The answer that’s been staring you in the face the whole time

“Big boss man, can't you hear me when I call? Well, you ain't so big, you just tall, that's all.” - Dixon/Smith (Image by Mystic Art Design)

I thought I was starting an online school.

It seemed a logical pivot. In the fall of 2018 it began to occur to me that my sources of income consisted solely of two schools serving families in the same geographic area.

What if something were to happen in Atlanta to disrupt the education industry?

I never could have predicted that the worldwide educational system would be violently disrupted just over a year later. But that first pivot, to online education, did prove useful — just not in the way that I had thought. I didn’t realize that I’d be bringing the entire student body of both of my schools online in the spring of 2020. It was good that I had a head start.

But by that time, I had something else going: my work with business owners. That happened more or less by accident, since I wasn’t actively looking for it. But when people started approaching me for help, I said yes. And this happened far more easily and swiftly than the online school.

And then I thought that I had to come up with something big. Some kind of offer. I couldn’t just help the people who were coming to me. And I couldn’t just do the things they were asking for: I had to go forth and hang out my shingle with intention. I had to have a thing. A specific thing. For a specific type of person.

Cool, so then I spent two years trying to come up with that thing, following the advice of people who told me to do that.

And finally, this summer, I realized that my thing is, in fact, that I help the people who are coming to me with the things they are asking for.

Yeah, I’ve refined it a bit. But mostly, I’m doing exactly the thing that I started doing three years ago.

I certainly don’t need an online school. But I also don’t need a consulting practice dedicated to solving a specific business problem. I don’t need a bunch of productized services. I don’t need to find “big fish” clients with big teams and big, valuable problems.

I can just do what I’m already doing. I can go with the answer that’s been staring me in the face the whole time. And so can you.

It seems too easy. It seems too obvious. It seems like a way of hiding from the hard work. But looking past the easy answer to the elusive, supposedly more valuable hard one can cost literally years.

Whatever the easy and obvious solution to your problem is, it doesn’t have to be permanent.

But while you refine the idea for the book, you can write a book.

Even as you save up for your dream kitchen renovation, you can replace the broken dishwasher.

Instead of wasting hours searching for the vacation home of your dreams, you can book a rental for a week.

And instead of holding out for the perfect business concept, you can start serving customers right away, today, who need your help.

It’s hard to believe that I bought into the idea that what I already had wasn’t good enough. I thought that there was something wrong with me that I wasn’t doing the hard work — that I wasn’t reaching out to fifty people on LinkedIn the way was being instructed to. I thought I needed to build a business that could scale.

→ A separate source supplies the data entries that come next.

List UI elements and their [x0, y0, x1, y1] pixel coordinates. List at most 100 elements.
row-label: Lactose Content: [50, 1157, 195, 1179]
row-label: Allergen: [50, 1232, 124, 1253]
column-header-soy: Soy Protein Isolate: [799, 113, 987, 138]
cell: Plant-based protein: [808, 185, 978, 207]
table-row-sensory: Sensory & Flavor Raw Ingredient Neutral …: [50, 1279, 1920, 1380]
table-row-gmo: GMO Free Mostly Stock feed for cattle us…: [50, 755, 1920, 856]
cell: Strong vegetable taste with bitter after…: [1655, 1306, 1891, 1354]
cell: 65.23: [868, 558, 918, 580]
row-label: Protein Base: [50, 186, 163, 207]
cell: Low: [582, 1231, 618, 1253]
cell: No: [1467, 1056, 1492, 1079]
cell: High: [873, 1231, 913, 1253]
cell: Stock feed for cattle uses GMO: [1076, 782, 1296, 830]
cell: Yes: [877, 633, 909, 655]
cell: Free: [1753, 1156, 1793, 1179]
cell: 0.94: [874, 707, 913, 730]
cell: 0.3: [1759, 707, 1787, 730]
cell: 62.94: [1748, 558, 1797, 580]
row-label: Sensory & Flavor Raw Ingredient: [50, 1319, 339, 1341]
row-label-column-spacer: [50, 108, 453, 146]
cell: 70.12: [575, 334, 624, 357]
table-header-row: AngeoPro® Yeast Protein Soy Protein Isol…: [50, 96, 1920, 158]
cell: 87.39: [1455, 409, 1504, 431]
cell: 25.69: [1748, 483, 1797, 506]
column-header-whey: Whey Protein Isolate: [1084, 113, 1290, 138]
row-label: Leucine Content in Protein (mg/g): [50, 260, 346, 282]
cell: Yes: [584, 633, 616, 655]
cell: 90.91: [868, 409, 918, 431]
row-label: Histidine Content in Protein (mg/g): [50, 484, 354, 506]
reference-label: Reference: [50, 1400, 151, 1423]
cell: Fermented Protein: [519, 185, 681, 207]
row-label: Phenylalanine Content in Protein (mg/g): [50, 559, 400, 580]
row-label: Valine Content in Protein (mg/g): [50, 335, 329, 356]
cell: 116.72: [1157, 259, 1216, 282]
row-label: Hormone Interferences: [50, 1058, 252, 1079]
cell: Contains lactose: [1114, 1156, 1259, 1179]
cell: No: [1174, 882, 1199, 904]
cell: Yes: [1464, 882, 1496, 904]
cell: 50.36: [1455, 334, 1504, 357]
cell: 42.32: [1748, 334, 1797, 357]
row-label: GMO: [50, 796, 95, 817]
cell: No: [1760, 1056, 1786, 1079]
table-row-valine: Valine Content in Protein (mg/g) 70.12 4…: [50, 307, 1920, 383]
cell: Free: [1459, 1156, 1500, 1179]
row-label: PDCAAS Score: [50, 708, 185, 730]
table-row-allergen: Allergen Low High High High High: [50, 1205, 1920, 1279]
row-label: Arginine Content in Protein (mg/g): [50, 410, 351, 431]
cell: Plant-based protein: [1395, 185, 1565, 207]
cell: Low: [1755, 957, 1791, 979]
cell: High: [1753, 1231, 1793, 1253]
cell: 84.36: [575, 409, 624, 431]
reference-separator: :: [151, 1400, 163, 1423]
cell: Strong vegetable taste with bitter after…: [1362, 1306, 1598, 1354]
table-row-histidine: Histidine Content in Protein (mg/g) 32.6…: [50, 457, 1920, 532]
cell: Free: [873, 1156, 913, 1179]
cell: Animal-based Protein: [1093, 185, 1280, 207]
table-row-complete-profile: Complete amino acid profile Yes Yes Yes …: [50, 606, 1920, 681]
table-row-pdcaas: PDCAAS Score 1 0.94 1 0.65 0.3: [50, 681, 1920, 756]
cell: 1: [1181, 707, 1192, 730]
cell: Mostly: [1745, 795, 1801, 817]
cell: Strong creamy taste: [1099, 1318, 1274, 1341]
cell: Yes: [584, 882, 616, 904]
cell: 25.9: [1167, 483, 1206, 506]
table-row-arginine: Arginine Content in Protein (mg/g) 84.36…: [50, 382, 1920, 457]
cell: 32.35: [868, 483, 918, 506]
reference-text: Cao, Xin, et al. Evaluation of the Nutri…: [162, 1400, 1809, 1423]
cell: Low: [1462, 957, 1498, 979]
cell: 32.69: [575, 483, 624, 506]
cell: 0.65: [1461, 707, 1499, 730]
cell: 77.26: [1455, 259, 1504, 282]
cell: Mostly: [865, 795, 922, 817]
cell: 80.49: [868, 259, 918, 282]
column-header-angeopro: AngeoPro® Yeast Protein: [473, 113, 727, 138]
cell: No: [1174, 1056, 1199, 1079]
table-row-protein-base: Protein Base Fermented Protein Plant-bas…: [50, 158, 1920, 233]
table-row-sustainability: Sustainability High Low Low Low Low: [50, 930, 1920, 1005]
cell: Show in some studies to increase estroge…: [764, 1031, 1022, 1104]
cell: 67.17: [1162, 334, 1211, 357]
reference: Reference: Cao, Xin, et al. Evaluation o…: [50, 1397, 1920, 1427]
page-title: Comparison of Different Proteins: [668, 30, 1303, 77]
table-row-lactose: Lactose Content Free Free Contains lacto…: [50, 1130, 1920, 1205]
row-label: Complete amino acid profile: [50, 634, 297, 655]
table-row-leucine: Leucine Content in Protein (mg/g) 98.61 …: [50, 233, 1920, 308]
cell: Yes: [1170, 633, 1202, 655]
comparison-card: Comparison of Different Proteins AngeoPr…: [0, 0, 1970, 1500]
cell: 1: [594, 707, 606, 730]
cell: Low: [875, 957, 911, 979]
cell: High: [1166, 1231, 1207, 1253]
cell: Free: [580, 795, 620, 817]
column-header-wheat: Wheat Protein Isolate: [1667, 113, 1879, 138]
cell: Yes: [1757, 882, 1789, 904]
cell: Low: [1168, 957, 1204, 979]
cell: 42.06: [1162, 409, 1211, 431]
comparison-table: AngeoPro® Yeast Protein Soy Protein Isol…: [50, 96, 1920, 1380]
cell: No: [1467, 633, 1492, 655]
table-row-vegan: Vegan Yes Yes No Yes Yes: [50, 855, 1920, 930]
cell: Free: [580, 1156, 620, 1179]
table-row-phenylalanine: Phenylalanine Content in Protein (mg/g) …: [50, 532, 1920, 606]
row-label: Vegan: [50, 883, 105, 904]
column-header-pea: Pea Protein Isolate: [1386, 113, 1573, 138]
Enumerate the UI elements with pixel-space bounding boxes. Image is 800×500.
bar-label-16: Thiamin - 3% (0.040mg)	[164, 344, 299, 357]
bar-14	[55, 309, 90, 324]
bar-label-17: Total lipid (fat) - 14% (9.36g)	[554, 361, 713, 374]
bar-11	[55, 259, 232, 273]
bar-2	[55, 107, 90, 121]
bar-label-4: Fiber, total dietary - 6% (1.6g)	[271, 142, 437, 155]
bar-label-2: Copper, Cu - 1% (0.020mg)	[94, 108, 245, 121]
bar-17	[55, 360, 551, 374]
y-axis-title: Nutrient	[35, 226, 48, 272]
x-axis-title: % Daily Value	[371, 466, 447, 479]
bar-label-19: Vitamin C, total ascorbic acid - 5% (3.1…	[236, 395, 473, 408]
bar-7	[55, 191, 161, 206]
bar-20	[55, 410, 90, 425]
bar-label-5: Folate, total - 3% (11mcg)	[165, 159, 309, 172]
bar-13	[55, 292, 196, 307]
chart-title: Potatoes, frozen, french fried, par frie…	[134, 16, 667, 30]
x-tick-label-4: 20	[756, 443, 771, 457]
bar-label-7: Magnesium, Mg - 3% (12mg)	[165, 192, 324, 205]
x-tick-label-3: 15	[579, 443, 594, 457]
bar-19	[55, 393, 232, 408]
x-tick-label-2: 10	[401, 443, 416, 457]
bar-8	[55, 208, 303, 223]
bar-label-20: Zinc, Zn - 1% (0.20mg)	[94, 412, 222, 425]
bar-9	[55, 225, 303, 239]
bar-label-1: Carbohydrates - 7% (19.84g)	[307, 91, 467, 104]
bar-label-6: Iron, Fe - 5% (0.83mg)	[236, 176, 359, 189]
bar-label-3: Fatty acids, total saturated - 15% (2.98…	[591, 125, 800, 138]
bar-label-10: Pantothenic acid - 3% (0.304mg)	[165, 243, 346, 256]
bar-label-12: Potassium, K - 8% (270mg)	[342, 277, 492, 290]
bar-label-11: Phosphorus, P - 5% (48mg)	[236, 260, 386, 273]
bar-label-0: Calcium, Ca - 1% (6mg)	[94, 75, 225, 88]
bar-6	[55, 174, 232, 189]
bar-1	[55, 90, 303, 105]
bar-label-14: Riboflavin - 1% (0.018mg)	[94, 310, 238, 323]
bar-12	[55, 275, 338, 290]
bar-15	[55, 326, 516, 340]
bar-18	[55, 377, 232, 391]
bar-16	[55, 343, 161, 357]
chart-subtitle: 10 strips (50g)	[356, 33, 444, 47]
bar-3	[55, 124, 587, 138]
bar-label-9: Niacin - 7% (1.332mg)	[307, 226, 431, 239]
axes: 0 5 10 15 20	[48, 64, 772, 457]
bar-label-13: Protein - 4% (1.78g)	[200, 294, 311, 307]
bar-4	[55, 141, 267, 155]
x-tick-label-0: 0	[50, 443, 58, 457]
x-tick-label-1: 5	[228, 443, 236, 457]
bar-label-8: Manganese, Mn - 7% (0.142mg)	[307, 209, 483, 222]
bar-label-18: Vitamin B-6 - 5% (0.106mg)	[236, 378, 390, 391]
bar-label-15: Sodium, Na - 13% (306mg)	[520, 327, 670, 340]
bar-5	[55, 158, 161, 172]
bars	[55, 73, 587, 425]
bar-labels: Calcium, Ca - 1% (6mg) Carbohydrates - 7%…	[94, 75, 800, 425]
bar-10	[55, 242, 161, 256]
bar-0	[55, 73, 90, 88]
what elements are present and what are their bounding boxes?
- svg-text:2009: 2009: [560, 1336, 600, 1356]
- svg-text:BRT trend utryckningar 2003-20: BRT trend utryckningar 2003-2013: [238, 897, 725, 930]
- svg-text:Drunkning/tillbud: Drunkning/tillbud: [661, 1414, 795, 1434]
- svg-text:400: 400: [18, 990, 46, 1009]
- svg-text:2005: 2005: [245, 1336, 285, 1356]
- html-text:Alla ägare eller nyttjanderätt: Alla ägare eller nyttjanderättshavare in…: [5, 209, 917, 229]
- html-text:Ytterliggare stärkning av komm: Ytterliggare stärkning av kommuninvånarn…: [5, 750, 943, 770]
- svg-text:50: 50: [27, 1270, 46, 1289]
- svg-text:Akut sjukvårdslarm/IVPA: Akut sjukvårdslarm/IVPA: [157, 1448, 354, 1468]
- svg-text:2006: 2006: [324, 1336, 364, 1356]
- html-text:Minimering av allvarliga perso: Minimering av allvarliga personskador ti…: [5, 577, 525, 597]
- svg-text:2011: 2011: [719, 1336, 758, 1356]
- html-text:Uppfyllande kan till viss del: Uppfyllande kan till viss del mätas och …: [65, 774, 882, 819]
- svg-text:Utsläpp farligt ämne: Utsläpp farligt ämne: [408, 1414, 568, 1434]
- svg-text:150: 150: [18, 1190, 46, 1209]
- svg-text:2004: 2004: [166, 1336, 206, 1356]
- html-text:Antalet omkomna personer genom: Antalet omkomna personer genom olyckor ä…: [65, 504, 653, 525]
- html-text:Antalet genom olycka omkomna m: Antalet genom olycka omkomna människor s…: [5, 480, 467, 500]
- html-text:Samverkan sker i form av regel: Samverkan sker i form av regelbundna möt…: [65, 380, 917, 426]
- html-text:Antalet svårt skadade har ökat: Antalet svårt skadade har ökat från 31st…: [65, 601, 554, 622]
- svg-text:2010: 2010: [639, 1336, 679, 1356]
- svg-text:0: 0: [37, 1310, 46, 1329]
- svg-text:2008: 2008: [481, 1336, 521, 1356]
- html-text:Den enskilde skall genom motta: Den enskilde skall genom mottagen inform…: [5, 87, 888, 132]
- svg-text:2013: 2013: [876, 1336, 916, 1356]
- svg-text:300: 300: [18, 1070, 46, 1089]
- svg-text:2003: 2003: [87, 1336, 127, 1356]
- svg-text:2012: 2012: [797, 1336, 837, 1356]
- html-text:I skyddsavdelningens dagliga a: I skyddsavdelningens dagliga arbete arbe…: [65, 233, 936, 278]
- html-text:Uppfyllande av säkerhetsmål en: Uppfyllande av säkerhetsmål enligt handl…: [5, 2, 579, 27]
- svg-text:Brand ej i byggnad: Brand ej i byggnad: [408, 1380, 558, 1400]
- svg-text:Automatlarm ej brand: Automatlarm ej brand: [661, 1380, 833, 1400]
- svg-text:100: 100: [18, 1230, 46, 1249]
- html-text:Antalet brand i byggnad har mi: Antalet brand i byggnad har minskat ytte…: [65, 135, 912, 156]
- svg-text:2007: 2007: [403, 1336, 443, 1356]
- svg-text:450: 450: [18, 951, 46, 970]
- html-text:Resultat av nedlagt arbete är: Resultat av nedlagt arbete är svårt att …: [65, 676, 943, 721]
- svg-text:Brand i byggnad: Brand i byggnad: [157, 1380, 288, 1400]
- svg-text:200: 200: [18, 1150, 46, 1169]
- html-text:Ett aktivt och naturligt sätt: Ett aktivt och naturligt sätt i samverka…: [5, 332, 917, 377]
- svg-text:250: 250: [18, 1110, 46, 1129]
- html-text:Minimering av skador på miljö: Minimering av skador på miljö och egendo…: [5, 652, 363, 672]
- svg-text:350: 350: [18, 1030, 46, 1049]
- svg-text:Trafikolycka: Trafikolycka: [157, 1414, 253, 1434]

Well, maybe someday I will. But in the meantime, I’m enjoying earning a living doing something I truly enjoy. That is enough for right now — and it may be enough for forever. I’m open.

In the end, the business opportunity that would change my life was invisible to me. I’m so glad that my first few clients saw something in me and were bold enough to reach out. I was so close to it that I really couldn’t see it.

Like the protagonist of any one of a number of epic stories, I had what I was seeking all along. Is it possible that you do, too?